Das aufstrebende Nordviertel wurde bei Berthold Rey zum „Känguru Viertel – große Sprünge nix im Beutel“. Matthias Hellmann beschrieb Jülich als eine Insel zwischen den vielen Braunkohlegruben. Toni Dürbaums „ULK-Protokoll“ befasste sich sarkastisch humorvoll mit den Interna im Kleinen Rat.
Neben dem Sitzungskarneval hat sich der ULK von Beginn an im Festausschuss Jülicher Kinderkarneval engagiert. Der Kinderzug war und ist ein wichtiger Zugang zur ULK-Familie und zum Kleinen Rat. Mit originellen Ideen und handwerklichem Geschick und Fleiß wurde Monate vor dem Tulpensonntag bereits mit dem Wagenbau begonnen.
Mit großen Motivwagen in Anlehnung an bekannte Märchenfiguren wurden in den sechziger Jahren der Baron Münchhausen, Peterchens Mondfahrt, Hänsel und Gretel, der fliegende Teppich oder auch schon einmal eine Kamellefabrik dargestellt.

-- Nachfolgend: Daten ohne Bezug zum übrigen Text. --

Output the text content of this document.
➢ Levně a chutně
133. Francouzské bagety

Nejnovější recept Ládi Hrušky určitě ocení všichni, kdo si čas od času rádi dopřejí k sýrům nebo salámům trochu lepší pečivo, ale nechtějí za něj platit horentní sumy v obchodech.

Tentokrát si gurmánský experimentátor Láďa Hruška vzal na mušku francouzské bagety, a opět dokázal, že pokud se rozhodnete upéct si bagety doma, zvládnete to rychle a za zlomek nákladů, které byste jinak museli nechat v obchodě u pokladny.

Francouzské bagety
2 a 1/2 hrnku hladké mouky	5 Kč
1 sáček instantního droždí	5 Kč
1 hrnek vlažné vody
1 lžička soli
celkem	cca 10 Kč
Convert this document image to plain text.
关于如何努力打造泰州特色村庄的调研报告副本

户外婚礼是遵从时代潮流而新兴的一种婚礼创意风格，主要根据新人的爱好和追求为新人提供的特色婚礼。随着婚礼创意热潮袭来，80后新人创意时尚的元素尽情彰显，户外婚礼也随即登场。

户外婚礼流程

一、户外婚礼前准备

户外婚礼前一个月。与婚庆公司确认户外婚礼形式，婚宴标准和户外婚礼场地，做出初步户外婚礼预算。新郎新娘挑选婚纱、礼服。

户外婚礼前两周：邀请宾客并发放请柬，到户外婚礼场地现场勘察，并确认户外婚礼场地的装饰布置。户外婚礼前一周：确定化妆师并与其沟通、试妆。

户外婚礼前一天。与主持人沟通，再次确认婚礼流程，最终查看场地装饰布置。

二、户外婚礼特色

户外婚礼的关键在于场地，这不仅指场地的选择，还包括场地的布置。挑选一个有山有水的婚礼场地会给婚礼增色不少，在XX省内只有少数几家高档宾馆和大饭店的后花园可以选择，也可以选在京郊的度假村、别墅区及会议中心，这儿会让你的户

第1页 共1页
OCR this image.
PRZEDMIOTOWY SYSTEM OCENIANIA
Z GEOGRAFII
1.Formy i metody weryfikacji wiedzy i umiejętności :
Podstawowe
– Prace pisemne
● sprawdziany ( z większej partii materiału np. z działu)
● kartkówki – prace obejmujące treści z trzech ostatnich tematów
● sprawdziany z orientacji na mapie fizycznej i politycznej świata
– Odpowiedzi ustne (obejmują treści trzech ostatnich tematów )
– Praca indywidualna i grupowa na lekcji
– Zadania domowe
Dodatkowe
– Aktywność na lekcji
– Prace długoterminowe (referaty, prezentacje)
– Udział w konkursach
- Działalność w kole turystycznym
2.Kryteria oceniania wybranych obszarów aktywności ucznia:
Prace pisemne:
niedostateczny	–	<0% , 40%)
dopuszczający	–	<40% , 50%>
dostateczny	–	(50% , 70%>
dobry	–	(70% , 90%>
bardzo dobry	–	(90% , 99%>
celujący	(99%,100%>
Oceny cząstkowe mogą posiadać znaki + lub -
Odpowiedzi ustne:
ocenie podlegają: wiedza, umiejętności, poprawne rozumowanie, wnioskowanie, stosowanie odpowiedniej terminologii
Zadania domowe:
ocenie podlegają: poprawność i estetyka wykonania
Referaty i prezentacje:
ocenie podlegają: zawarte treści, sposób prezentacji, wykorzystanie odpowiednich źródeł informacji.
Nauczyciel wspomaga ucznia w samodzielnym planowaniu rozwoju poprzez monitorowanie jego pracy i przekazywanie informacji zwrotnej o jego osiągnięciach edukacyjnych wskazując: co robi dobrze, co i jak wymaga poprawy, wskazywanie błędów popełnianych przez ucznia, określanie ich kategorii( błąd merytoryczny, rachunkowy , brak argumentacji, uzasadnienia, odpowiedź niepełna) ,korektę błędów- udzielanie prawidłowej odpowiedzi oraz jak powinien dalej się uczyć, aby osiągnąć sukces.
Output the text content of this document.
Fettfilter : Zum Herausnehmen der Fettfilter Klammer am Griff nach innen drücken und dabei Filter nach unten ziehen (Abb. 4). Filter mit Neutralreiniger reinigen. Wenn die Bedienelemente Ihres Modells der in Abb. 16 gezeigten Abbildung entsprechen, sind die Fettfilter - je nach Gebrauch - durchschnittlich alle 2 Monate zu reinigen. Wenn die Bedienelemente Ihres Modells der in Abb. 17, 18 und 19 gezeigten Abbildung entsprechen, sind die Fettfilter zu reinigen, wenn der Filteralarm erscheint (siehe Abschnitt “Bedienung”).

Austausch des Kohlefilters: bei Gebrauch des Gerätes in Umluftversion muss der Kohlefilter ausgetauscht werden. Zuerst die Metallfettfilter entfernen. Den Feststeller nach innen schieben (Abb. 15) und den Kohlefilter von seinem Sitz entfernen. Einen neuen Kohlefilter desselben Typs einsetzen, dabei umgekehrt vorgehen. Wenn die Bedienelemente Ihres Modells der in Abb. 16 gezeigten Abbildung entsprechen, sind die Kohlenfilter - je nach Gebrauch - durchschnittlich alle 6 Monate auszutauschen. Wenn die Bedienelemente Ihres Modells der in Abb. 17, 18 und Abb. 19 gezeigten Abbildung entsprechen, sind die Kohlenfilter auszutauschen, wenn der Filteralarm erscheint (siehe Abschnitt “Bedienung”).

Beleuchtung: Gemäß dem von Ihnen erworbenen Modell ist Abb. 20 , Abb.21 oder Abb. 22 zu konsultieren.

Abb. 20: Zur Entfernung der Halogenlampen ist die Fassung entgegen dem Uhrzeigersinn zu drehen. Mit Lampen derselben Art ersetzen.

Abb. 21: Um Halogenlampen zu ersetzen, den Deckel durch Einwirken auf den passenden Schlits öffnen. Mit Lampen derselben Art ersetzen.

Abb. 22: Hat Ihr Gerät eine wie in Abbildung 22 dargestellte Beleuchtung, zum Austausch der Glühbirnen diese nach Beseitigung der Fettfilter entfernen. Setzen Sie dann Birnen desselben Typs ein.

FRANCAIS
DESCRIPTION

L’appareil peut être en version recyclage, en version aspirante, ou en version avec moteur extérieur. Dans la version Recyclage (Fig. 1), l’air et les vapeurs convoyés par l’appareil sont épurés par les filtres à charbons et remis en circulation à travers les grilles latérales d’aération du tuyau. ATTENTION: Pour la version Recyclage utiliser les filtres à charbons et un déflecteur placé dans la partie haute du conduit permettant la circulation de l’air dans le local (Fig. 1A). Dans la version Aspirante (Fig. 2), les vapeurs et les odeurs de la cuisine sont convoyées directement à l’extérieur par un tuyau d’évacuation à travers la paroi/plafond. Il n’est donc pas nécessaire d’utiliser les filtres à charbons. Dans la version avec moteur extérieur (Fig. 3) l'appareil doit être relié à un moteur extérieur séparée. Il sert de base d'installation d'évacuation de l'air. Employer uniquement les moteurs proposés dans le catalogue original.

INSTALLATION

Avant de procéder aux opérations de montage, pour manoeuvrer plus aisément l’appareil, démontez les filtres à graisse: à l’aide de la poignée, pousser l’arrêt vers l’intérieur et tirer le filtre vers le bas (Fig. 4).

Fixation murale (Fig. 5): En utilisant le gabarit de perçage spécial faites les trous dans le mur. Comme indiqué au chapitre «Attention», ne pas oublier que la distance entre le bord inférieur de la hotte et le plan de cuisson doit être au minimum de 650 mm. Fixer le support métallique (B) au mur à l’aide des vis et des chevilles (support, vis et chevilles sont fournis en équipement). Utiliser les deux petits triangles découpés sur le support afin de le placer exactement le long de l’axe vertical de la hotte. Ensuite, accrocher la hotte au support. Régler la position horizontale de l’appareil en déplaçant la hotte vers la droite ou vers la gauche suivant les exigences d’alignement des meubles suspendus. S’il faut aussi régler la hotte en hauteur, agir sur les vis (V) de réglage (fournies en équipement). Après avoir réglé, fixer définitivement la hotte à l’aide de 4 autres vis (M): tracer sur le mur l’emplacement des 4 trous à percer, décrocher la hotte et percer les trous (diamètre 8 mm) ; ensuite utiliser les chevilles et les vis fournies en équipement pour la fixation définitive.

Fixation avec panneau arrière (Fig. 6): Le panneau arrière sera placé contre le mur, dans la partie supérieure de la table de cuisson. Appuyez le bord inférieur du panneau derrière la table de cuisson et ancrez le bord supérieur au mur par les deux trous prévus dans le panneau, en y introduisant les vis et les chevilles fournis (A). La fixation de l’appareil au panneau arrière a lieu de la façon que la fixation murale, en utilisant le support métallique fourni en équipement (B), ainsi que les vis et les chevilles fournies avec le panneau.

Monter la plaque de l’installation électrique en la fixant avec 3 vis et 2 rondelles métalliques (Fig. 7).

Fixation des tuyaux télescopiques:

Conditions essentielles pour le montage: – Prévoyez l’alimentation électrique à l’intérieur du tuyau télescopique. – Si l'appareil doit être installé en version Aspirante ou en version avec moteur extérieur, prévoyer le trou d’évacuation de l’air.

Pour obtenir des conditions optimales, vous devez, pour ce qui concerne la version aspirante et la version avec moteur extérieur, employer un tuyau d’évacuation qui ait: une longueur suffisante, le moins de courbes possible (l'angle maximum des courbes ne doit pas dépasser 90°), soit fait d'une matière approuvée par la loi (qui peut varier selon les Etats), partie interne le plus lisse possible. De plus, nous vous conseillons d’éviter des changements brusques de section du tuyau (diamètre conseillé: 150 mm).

Der „Zoch“ wurde zur guten Gelegenheit, den Senatorinnen und Senatoren und der ULK-Kinderschar die Tür in den ULK zu öffnen. Es waren die familiären Nachmittage im Hotel Kratz, im Anschluss an den Kinderzug am Tulpensonntag, den viele ältere Mitglieder der Gesellschaft noch heute in schöner Erinnerung haben. Die Kinder, gestärkt mit einer Flasche Kaiserperle Limonade und einem Würstchen mit Pommes Frites, spielten bis in die Nacht hinein auf der großen Hoteltreppe. Die Erwachsenen feierten unter sich im angrenzenden Gastraum. Viele der heutigen Elferratsmitglieder verbinden ihre ersten Erinnerungen an den Karneval im ULK mit diesen Nachmittagen.



Ab den siebziger Jahren verlegte der ULK sich auf die Bildung von Fußgruppen nach einem vorher festgelegten Motto. Dafür gab es zwei praktische Gründe: Einsereits gab es immer mehr Familien mit Kindern in der ULK-Familie, die gerne aktiv am Kinderzug teilnehmen wollten. Andererseits kamen die Teilnehmenden dem jecken Treiben am Zugrand immer näher. Die erste ULK-Fußgruppe war mehr als 50 „Hippies“ jeden Alters stark. Damit etablierte sich diese Form des Zugbeitrags im ULK bis heute.
Paul Elmar Johnen trat in der zweiten Hälfte der Präsidentschaft in die Fußstapfen seines Vaters und wurde Notar. Mit Dienstsitz in Köln konnte er seiner Rolle als ULK-Präsident nicht mehr ausreichend gerecht werden. Im Jubiläumsjahr 1972 übernahm Matthias Heilmann das Ruder auf dem Narrenschiff. Johnen verabschiedete sich mit den folgenden Worten.
,,Zu versprechen hoffe ich mich nicht, wenn ich hiermit und im Laufe dieser Sitzung von Ihnen allen Abschied nehme. Es kommt mir so vor, also ob ich mit diesen Worten und mit der Vorstellung, wie ich den persönlichen Abschied formulieren soll, plötzlich meine in Jülich verbrachte Jugend abstreife und erwachsen werde. Erwachsen sein in diesem Sinne bedeutet für mich, einen tatsächlich vor Jahren vollzogenen Abschied nun öffentlich anzuerkennen. Wir alle treffen ja doch gerne Entscheidungen, besonders die des Abschieds und des Aufhörens, in der Hoffnung oder zumindest der Erwartung, sie widerrufen oder zumindest aufschieben zu können. Ich verhehle nicht, dass mir die Entscheidung, mich von Jülich und dem ULK zu trennen – zwei Dinge, die für mich seit fünfzehn Jahren synonym sind – nicht leichtgefallen ist. Was mich trägt, ist die Hoffnung, der eine oder andere von Ihnen möge sagen, ich sei nicht ganz unnütz gewesen”.